研究科・専攻

複合科学研究科

TOPICS

複合科学研究科について

図書館でのミーティングの様子
図書館でのミーティングの様子

複合科学研究科では、複雑な自然現象、社会現象やその発現・機能・相互作用等を司るシステムについて、総合的あるいは分野横断的な視点から教育研究を行います。そして、そのことを通じて21 世紀における人間社会の変容に関わる様々な重要課題に対して、情報とシステムの観点に立脚する学術研究を担ってゆく研究者や高度専門家の育成をめざしています。研究科を構成する統計科学、極域科学、情報学の各専攻は、本来、各々が横断型の研究分野を担っていますが、本研究科では、共通科目を設定するなど、これら専攻が緊密に連係することによって、教育研究の一層の充実を図っています。

 

国立情報学研究オープンハウスでの研究紹介の様子
国立情報学研究オープンハウスでの研究紹介の様子

研究対象は多岐にわたりますが、総合科学としての理念、研究におけるアプローチ、方法論は本研究科の根幹として共通するものです。そして、統計科学、情報学では、種々の事象に通底する蓋然性や複雑性を統計数理と情報によって解明し、また極域科学は地球の特異点たる極地での地球物理と生物の複雑系を総合科学として解き明かして行きます。こうした教育研究を通じて、さらに新たで、かつ、先導的先端的な研究領域を融合しつつ体系化することにより、複合科学の一層の展開を志向しています。
より詳細には、各自の問題関心と照らし合わせて、各専攻のホームページを参照して下されば幸いです。

 

研究科長 伊村 智

研究科長 伊村 智

専門分野:
生態学
研究分野:
植物生態学,分類学
キーワード:
極域生態系,蘚苔類,湖沼

各専攻について

複雑な対象、氾濫する情報と不確実性のもと、データによる合理的な推論、有効な予測、新知見の発見のための統計モデルや統計的方法を研究するのが統計科学です。
本専攻では、次のような人材の育成を目的としています。データに基づく、現実世界からの情報ないし知識の抽出を実現するために、モデリング、予測、推論、データ収集の設計及びこれらの基礎、数理、計算、応用に係る教育研究を行い、複雑に相互に絡み合うさまざまな重要課題の解決に貢献する独創性豊かな研究能力を備えた人材の育成です。
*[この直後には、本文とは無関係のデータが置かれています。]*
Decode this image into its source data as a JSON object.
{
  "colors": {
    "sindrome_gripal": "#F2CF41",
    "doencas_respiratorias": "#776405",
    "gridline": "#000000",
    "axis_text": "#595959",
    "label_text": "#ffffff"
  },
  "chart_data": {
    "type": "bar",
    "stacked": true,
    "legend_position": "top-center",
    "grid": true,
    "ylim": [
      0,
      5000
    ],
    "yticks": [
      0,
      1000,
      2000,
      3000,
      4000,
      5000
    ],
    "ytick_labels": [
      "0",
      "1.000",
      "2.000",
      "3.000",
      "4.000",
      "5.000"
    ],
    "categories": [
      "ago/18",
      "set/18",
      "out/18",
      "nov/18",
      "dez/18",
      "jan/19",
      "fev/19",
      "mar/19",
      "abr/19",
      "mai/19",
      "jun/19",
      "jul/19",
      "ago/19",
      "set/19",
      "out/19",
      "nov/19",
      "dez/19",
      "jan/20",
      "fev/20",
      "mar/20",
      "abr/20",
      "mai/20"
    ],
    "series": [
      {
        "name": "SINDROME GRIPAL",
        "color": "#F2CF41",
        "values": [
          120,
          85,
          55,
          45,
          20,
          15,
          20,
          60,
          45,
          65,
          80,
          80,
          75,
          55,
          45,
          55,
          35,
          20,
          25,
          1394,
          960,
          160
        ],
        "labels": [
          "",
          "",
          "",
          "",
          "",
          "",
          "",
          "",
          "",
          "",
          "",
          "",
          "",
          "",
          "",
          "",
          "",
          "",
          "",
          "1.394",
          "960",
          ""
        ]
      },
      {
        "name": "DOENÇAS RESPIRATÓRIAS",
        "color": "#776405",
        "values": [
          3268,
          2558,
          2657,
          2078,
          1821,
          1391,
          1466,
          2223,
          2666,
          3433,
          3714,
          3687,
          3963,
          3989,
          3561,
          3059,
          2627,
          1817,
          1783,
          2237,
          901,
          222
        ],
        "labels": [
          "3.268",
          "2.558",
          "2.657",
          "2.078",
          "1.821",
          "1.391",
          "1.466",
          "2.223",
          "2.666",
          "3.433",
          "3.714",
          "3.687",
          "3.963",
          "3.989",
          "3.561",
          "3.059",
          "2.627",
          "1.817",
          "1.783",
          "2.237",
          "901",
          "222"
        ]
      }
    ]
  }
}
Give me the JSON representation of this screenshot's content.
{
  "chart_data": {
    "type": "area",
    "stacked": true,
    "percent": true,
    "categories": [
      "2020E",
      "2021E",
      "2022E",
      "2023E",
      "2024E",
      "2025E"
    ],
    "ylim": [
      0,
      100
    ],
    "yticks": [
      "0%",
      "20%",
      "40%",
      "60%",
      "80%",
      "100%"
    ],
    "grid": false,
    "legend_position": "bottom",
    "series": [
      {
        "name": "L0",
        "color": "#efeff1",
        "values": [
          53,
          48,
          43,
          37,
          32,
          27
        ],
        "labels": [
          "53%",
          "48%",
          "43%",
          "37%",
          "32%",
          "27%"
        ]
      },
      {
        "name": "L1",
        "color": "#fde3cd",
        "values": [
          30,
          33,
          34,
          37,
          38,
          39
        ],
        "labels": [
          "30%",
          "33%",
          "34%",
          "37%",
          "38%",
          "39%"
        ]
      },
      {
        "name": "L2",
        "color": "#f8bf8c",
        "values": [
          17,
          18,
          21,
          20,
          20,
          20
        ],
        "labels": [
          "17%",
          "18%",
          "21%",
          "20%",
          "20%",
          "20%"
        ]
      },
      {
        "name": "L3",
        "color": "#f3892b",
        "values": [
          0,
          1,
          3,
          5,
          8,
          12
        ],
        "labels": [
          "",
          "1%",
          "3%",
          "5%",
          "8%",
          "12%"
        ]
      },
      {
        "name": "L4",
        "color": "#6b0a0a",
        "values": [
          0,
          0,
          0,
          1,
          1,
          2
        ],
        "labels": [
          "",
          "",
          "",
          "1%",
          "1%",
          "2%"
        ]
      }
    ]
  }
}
地球は太陽系唯一の水惑星であり、人類始め多種多様な生命体が生息しています。この惑星において人類が持続ある発展を願うとき、地球の成り立ちや環境をより良く理解する必要があります。近年、宙空圏、気水圏、地圏及び生物圏の変動現象が、両極域において特徴的な現れ方をすることがわかって来ました。それら変動の個々の素因と複雑な相互作用を地球システム全体のなかで究明することが極域科学の目的です。極域科学はフィールドサイエンスの要素がとても強いので、研究遂行のための具体的方法についての教育・研究を重視しています。そして、幅広い地球科学研究に柔軟に対応できる創造性豊かな研究者を養成します。

情報学(Informatics)は、情報に関する諸問題を広範かつ総合的に取り扱う新しい学問分野です。伝統的な情報科学・情報工学を中核としつつ、人間や社会を対象とする人文情報学・社会情報学をカバーする複合科学であり、情報の表現、収集、流通、管理、処理、利用、及びこれらを支える情報技術(IT)を包含しています。 本専攻では、国立情報学研究所の最先端の研究環境や学術情報基盤を活用し、多くの外国人研究者や留学生が集う国際色豊かな雰囲気の中で、基礎から実践まで幅広い能力と高度な専門性を身につけた研究者や高度専門家を養成します。